For the January 2016 issue of net magazine I wrote the Web Standards column on Web Bluetooth (and a little bit about physical web).
Every object around us is getting smart. Plants, suitcases, keys; there is a “Make X smart”-Kickstarter campaign for all of them. And that is just the start. Billions of smart devices are coming to our world in the next years, and that brings a new challenge: how do you discover these devices? And, after discovery, how do you interact with them?
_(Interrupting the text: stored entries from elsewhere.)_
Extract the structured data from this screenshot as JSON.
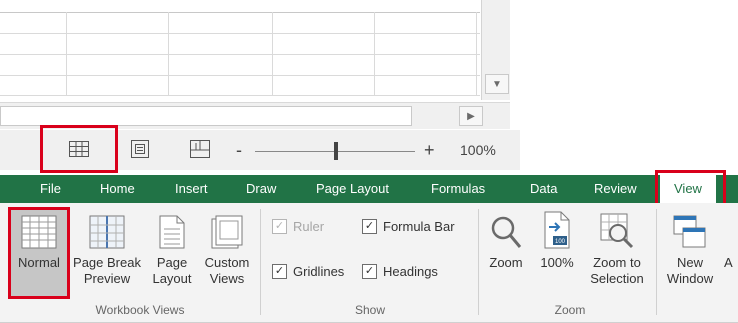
{
  "status_bar": {
    "zoom_minus": "-",
    "zoom_plus": "+",
    "zoom_level": "100%",
    "views": [
      {
        "name": "normal-view",
        "icon": "grid-icon"
      },
      {
        "name": "page-layout-view",
        "icon": "page-layout-icon"
      },
      {
        "name": "page-break-preview-view",
        "icon": "page-break-icon"
      }
    ]
  },
  "tabs": [
    "File",
    "Home",
    "Insert",
    "Draw",
    "Page Layout",
    "Formulas",
    "Data",
    "Review",
    "View"
  ],
  "ribbon": {
    "workbook_views": {
      "label": "Workbook Views",
      "buttons": [
        {
          "line1": "Normal",
          "line2": ""
        },
        {
          "line1": "Page Break",
          "line2": "Preview"
        },
        {
          "line1": "Page",
          "line2": "Layout"
        },
        {
          "line1": "Custom",
          "line2": "Views"
        }
      ]
    },
    "show": {
      "label": "Show",
      "ruler": "Ruler",
      "formula_bar": "Formula Bar",
      "gridlines": "Gridlines",
      "headings": "Headings",
      "check": "✓"
    },
    "zoom": {
      "label": "Zoom",
      "zoom": "Zoom",
      "zoom_100": "100%",
      "zoom_100_icon_text": "100",
      "zoom_to_selection_line1": "Zoom to",
      "zoom_to_selection_line2": "Selection"
    },
    "window": {
      "new_window_line1": "New",
      "new_window_line2": "Window",
      "partial_next": "A"
    }
  },
  "colors": {
    "excel_green": "#217346",
    "highlight_red": "#d9001b"
  }
}
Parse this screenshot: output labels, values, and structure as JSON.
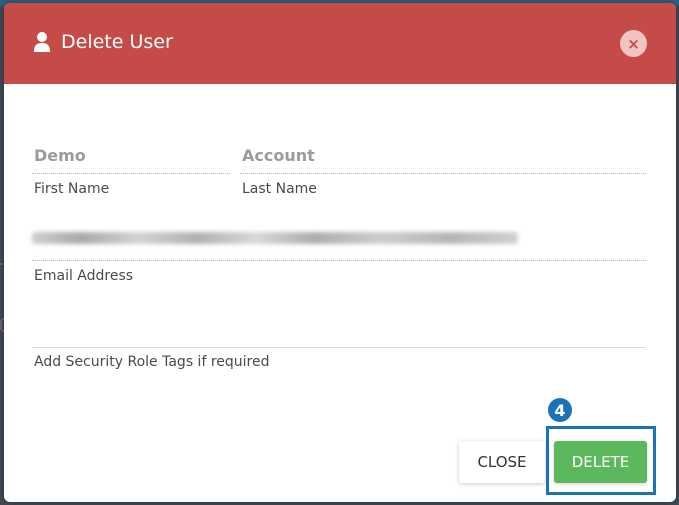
{
  "modal": {
    "title": "Delete User",
    "header_color": "#c44b47",
    "close_icon": "×"
  },
  "fields": {
    "first_name": {
      "value": "Demo",
      "label": "First Name"
    },
    "last_name": {
      "value": "Account",
      "label": "Last Name"
    },
    "email": {
      "label": "Email Address"
    },
    "security_tags": {
      "label": "Add Security Role Tags if required"
    }
  },
  "buttons": {
    "close": "CLOSE",
    "delete": "DELETE",
    "delete_color": "#5cb85c"
  },
  "annotation": {
    "step": "4",
    "color": "#1a73b8"
  },
  "icons": {
    "header": "user-icon",
    "close": "close-icon"
  }
}
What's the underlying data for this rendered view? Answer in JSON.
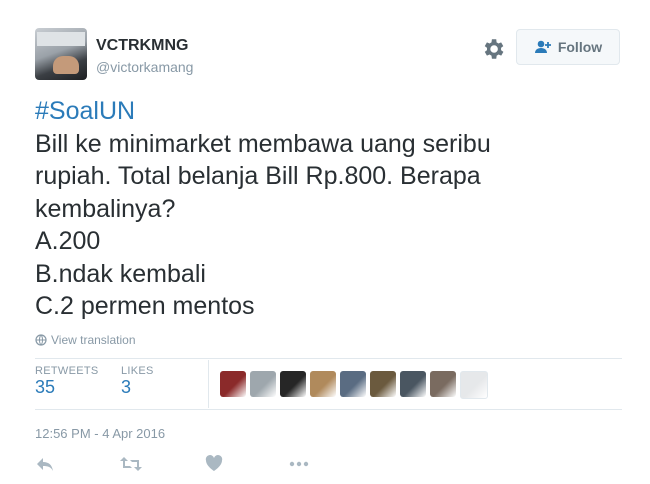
{
  "user": {
    "display_name": "VCTRKMNG",
    "handle": "@victorkamang"
  },
  "follow_button": {
    "label": "Follow"
  },
  "tweet": {
    "hashtag": "#SoalUN",
    "lines": [
      "Bill ke minimarket membawa uang seribu",
      "rupiah. Total belanja Bill Rp.800. Berapa",
      "kembalinya?",
      "A.200",
      "B.ndak kembali",
      "C.2 permen mentos"
    ]
  },
  "translate": {
    "label": "View translation",
    "icon": "globe-icon"
  },
  "stats": {
    "retweets_label": "RETWEETS",
    "retweets_value": "35",
    "likes_label": "LIKES",
    "likes_value": "3"
  },
  "likers": {
    "count": 9,
    "colors": [
      "#8b2a2a",
      "#9ea7ad",
      "#262626",
      "#b08a5c",
      "#5a6c82",
      "#6b5a3e",
      "#4a5661",
      "#7a6b60",
      "#e6e8ea"
    ]
  },
  "timestamp": "12:56 PM - 4 Apr 2016",
  "actions": {
    "reply_icon": "reply-icon",
    "retweet_icon": "retweet-icon",
    "like_icon": "heart-icon",
    "more_icon": "more-icon"
  },
  "colors": {
    "link": "#2b7bb9",
    "muted": "#8899a6",
    "text": "#292f33",
    "border": "#e1e8ed"
  }
}
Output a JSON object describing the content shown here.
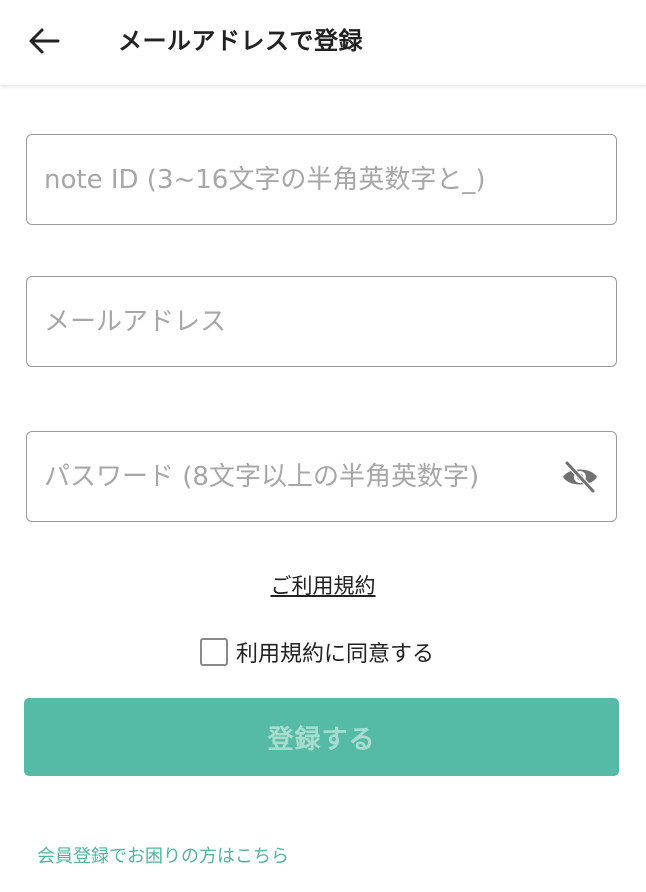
{
  "header": {
    "back_icon": "arrow-left-icon",
    "title": "メールアドレスで登録"
  },
  "form": {
    "note_id": {
      "placeholder": "note ID (3~16文字の半角英数字と_)",
      "value": ""
    },
    "email": {
      "placeholder": "メールアドレス",
      "value": ""
    },
    "password": {
      "placeholder": "パスワード (8文字以上の半角英数字)",
      "value": "",
      "visibility_icon": "eye-off-icon"
    }
  },
  "terms": {
    "link_label": "ご利用規約",
    "agree_label": "利用規約に同意する",
    "agree_checked": false
  },
  "submit": {
    "label": "登録する"
  },
  "help": {
    "link_label": "会員登録でお困りの方はこちら"
  },
  "colors": {
    "accent": "#55bba6",
    "accent_text_disabled": "#a8dccf",
    "link": "#4fb59f",
    "placeholder": "#a7a7a7",
    "border": "#9a9a9a"
  }
}
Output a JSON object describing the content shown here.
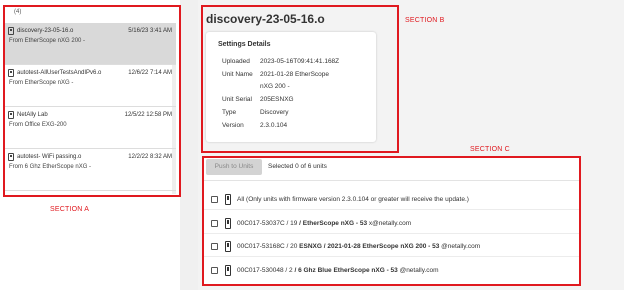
{
  "file_list": {
    "count_label": "(4)",
    "items": [
      {
        "name": "discovery-23-05-16.o",
        "date": "5/16/23 3:41 AM",
        "from": "From  EtherScope nXG 200 -",
        "selected": true
      },
      {
        "name": "autotest-AllUserTestsAndIPv6.o",
        "date": "12/6/22 7:14 AM",
        "from": "From  EtherScope nXG -",
        "selected": false
      },
      {
        "name": "NetAlly Lab",
        "date": "12/5/22 12:58 PM",
        "from": "From  Office EXG-200",
        "selected": false
      },
      {
        "name": "autotest- WiFi passing.o",
        "date": "12/2/22 8:32 AM",
        "from": "From  6 Ghz EtherScope nXG -",
        "selected": false
      }
    ]
  },
  "details": {
    "title": "discovery-23-05-16.o",
    "card_heading": "Settings Details",
    "fields": [
      {
        "label": "Uploaded",
        "value": "2023-05-16T09:41:41.168Z"
      },
      {
        "label": "Unit Name",
        "value": "2021-01-28 EtherScope"
      },
      {
        "label": "",
        "value": "nXG 200 -"
      },
      {
        "label": "Unit Serial",
        "value": "205ESNXG"
      },
      {
        "label": "Type",
        "value": "Discovery"
      },
      {
        "label": "Version",
        "value": "2.3.0.104"
      }
    ]
  },
  "units": {
    "push_label": "Push to Units",
    "selected_text": "Selected 0 of 6 units",
    "all_label": "All (Only units with firmware version 2.3.0.104 or greater will receive the update.)",
    "rows": [
      {
        "prefix": "00C017-53037C / 19",
        "bold": "/ EtherScope nXG - 53",
        "suffix": "x@netally.com"
      },
      {
        "prefix": "00C017-53168C / 20",
        "bold": "ESNXG / 2021-01-28 EtherScope nXG 200 - 53",
        "suffix": "@netally.com"
      },
      {
        "prefix": "00C017-530048 / 2",
        "bold": "/ 6 Ghz Blue EtherScope nXG - 53",
        "suffix": "@netally.com"
      }
    ]
  },
  "sections": {
    "a": "SECTION A",
    "b": "SECTION B",
    "c": "SECTION C"
  },
  "colors": {
    "section_outline": "#e0191f",
    "selected_row": "#d9d9d9"
  }
}
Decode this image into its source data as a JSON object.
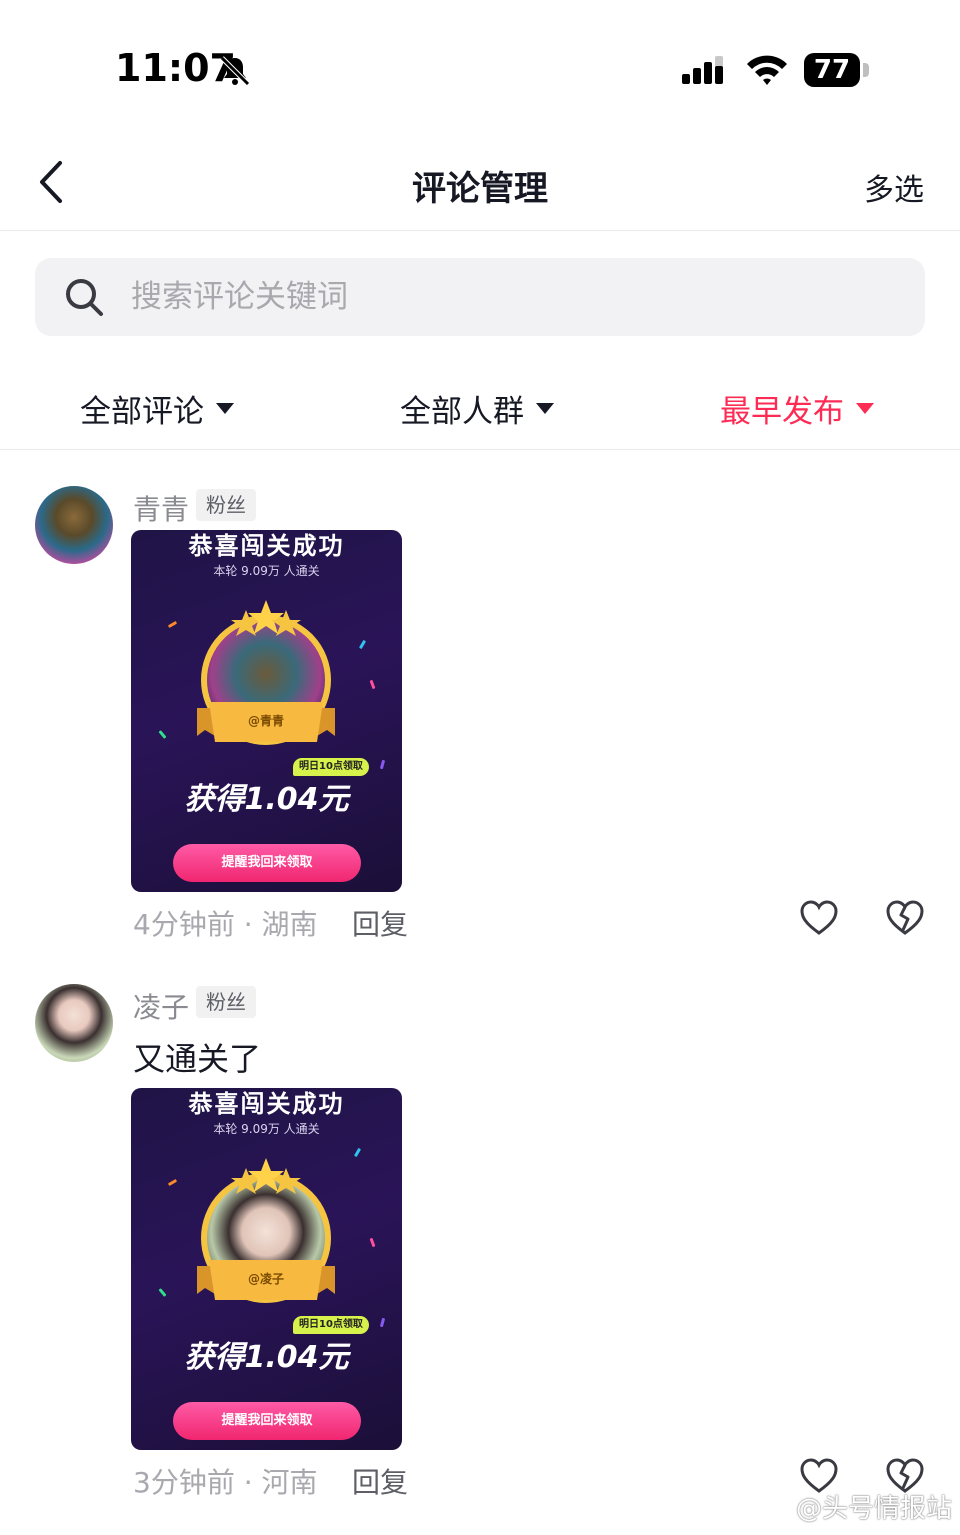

To solve the discoverability problem, we can use the new Bluetooth Smart standard. It’s the low energy variant of normal Bluetooth, which broadcasts ‘advertisement packages’ that your phone can pick up. Advertisement packages in themselves are very boring, they are just bytes, but Google’s Eddystone protocol allows you to embed URLs in them. Now every device can have its own web page, and your web browser can pick up on the signals. Your meeting room can broadcast the URL of its calendar, and a movie poster can broadcast the URL of the schedule of the local cinema. It’s just web, so the opportunities are endless. Google named this approach ‘the Physical Web’, which is pretty spot on. If you want to experiment with this tech, you can buy an Eddystone beacon for around 10 dollars, and get the Physical Web application from your favorite app store. Browser support and OS integration are currently being worked on by Google and Mozilla.
WebBluetooth is currently in Draft status at W3C, and support is coming to (at least) Chrome and Firefox. If you want to play around with it already, the API is supported in Chrome OS 45+ and Firefox OS 2.5+.
To sum it up: The combination of Physical Web and WebBluetooth is going to be amazing. We can solve discoverability of new devices, and interacting with devices without needing to install native apps anymore, bringing the awesomness of the web into the IoT space.